FVCBankcorp generated net income of $6.4 million in Q1 2026, up from $5.2 million a year earlier. Diluted EPS increased to $0.35 from $0.28, driven by higher net interest income, improved net interest margin, and disciplined expense control.

What happened to FVCBankcorp (FVCB)’s net interest margin in Q1 2026?

Net interest margin improved to 3.26% in Q1 2026 from 2.83% a year earlier. This reflected higher yields on loans and other earning assets combined with lower funding costs, marking the ninth consecutive quarter of margin expansion for the company.

How strong is FVCBankcorp (FVCB)’s asset quality as of March 31, 2026?

Asset quality remains solid, with nonperforming loans of $12.2 million, or 0.52% of total assets, at March 31, 2026. The company recorded minimal net charge-offs of $3 thousand and maintains an allowance for credit losses equal to 1.00% of total loans.

What dividend did FVCBankcorp (FVCB) declare for shareholders in April 2026?

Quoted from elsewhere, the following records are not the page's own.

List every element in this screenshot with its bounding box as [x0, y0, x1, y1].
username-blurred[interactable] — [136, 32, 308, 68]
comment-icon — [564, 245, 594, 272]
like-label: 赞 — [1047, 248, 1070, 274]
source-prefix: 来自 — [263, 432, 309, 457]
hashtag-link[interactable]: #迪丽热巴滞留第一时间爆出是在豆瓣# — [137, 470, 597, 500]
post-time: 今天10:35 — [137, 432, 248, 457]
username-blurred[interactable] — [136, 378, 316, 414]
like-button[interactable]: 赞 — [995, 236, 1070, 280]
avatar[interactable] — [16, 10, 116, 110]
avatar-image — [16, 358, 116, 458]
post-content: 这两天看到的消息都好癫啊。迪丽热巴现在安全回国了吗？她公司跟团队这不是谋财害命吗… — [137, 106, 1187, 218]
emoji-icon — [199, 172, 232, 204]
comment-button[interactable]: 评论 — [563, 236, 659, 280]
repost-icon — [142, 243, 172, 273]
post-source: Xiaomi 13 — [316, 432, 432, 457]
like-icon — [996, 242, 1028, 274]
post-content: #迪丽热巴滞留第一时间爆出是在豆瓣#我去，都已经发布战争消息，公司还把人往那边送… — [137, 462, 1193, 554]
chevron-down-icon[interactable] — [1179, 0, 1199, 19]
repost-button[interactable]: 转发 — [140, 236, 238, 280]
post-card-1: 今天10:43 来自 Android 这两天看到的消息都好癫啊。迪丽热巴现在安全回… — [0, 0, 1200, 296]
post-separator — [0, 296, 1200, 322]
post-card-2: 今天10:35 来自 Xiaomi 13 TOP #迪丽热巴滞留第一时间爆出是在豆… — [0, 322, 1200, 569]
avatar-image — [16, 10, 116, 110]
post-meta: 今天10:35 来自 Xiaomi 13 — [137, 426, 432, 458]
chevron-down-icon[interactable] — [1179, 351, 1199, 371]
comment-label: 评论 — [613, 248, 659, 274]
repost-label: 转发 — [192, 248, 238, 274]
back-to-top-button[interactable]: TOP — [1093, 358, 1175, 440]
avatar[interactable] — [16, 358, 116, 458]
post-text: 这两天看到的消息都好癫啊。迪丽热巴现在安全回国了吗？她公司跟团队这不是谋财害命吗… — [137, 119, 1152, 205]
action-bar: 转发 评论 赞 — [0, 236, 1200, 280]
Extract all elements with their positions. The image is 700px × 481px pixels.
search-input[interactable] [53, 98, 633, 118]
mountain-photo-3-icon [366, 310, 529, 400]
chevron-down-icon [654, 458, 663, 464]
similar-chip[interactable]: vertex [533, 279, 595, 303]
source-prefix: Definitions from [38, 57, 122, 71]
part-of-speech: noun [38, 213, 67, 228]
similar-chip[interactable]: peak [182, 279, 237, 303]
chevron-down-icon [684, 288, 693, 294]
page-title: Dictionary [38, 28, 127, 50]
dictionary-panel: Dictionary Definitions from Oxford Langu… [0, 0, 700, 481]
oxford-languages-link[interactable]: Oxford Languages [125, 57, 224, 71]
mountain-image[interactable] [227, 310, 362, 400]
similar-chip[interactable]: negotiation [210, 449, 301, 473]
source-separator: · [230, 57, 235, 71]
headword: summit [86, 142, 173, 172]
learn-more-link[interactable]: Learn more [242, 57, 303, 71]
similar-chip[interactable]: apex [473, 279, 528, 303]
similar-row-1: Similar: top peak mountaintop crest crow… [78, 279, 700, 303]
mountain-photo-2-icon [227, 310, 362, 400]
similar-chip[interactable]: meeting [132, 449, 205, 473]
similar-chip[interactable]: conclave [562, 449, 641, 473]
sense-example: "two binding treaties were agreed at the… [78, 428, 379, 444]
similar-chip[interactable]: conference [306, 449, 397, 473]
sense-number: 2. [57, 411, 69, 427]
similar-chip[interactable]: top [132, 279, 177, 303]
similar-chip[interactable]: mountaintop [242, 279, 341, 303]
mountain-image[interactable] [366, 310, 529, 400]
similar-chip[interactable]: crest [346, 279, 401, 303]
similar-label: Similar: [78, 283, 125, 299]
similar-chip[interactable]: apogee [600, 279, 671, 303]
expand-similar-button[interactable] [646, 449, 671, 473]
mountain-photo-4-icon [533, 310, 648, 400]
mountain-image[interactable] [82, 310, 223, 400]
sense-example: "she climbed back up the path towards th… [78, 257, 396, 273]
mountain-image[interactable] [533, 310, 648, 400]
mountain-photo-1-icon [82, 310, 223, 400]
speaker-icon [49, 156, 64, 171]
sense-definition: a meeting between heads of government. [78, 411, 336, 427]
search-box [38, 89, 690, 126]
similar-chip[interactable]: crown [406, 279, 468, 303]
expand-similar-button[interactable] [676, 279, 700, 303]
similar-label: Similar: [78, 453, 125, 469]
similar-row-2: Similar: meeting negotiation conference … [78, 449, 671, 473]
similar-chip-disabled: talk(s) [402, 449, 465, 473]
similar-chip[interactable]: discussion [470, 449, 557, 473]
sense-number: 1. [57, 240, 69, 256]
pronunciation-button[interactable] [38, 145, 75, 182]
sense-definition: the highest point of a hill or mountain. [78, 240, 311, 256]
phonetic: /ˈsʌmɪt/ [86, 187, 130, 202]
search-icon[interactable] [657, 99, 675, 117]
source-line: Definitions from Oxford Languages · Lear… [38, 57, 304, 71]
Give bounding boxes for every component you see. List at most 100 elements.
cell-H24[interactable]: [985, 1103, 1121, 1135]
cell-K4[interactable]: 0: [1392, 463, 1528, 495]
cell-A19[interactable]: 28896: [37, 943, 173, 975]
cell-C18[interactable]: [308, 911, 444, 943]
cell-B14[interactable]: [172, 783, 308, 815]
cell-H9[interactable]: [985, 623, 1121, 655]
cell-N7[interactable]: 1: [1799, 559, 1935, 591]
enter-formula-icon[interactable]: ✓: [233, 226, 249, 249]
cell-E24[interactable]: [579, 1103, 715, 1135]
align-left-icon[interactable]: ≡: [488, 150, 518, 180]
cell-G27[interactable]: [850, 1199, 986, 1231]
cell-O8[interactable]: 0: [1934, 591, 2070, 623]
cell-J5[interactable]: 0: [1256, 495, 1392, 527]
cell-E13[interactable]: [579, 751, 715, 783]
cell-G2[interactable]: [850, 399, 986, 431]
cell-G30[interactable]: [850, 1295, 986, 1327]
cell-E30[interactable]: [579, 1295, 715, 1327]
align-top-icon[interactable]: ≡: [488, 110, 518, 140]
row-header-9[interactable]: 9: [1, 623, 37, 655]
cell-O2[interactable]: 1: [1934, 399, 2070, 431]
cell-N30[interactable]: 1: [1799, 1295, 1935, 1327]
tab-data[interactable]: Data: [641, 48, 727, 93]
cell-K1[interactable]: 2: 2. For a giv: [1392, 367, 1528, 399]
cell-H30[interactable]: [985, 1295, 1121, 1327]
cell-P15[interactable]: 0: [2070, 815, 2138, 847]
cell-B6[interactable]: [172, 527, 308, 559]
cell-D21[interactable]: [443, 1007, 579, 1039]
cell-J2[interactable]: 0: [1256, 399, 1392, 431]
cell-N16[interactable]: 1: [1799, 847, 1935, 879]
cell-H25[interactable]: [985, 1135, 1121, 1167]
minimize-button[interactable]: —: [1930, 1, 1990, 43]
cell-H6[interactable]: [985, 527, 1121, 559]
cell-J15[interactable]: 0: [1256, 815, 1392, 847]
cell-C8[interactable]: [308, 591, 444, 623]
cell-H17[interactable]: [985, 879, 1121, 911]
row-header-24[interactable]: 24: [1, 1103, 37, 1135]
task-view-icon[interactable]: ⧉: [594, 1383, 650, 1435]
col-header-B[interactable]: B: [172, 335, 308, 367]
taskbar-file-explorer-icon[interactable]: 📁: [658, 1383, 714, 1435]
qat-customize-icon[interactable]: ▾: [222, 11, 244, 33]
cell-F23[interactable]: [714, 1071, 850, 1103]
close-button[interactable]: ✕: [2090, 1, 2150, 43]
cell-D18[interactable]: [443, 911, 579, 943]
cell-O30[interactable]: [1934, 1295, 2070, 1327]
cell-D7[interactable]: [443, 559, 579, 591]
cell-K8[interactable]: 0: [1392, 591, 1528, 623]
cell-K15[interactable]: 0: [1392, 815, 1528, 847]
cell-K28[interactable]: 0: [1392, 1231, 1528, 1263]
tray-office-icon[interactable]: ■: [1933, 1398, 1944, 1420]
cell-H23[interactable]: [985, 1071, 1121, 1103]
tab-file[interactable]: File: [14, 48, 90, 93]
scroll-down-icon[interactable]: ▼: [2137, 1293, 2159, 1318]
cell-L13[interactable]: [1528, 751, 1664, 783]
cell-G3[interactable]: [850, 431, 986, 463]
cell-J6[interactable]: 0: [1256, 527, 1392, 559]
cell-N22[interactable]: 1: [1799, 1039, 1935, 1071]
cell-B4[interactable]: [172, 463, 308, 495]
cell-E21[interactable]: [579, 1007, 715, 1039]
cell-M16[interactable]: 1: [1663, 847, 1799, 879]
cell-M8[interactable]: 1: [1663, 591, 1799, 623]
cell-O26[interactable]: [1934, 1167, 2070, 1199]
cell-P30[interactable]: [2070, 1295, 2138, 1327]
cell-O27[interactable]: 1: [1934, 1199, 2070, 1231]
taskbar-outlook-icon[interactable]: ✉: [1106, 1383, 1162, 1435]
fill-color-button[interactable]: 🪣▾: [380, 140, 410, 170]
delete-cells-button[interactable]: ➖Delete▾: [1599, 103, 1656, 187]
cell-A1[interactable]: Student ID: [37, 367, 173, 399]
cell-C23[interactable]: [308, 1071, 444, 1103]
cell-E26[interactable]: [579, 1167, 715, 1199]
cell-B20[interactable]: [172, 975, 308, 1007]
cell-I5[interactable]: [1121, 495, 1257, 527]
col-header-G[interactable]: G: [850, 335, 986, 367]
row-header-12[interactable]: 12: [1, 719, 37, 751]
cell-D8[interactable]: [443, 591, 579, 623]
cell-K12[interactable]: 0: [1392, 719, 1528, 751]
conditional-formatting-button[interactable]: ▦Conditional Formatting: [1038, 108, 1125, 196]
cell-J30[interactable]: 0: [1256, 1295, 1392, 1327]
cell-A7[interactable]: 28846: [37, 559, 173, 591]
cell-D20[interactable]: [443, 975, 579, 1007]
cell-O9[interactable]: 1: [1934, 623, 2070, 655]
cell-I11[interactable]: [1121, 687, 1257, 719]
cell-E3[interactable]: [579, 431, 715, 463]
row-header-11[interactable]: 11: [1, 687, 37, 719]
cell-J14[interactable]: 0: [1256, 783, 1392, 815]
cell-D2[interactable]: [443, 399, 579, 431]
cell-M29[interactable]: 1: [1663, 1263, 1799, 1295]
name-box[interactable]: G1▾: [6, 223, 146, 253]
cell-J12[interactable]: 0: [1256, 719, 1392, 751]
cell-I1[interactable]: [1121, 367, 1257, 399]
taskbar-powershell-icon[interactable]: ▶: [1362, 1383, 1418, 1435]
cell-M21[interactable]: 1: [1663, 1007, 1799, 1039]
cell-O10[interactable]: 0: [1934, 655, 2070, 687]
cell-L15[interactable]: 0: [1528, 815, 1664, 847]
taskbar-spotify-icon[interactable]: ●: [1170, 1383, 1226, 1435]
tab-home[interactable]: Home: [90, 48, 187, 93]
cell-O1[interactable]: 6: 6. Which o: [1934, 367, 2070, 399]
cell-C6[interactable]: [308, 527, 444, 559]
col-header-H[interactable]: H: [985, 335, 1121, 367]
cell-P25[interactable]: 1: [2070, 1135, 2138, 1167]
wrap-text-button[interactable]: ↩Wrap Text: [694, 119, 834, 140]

The board declared a quarterly cash dividend of $0.07 per share on April 16, 2026, a $0.01, or 17%, increase. Based on current shares outstanding, FVCBankcorp expects to pay approximately $1.3 million on May 18, 2026 to shareholders of record on April 27, 2026.

How did FVCBankcorp (FVCB)’s balance sheet change in Q1 2026?

Total assets reached $2.34 billion, up 4% from a year earlier. Core deposits grew 7% year-over-year to $1.77 billion, while wholesale funding declined 13% versus March 31, 2025, indicating progress toward a more stable, relationship-focused funding mix.

What are FVCBankcorp (FVCB)’s key capital ratios as of March 31, 2026?

At the bank level, the total risk-based capital ratio was 15.86%, common equity tier 1 was 14.83%, and the tier 1 leverage ratio was 12.61%. The tangible common equity to tangible assets ratio stood at 11.33%, supporting continued growth and capital returns.

Did FVCBankcorp (FVCB) report any notable non-GAAP performance measures?

Yes. Pre-tax pre-provision operating income (non-GAAP) was $8.7 million in Q1 2026, up from $6.6 million a year earlier. Adjusted diluted EPS, excluding certain items, was $0.36, and the adjusted efficiency ratio improved to 53.76%, indicating stronger core operating performance.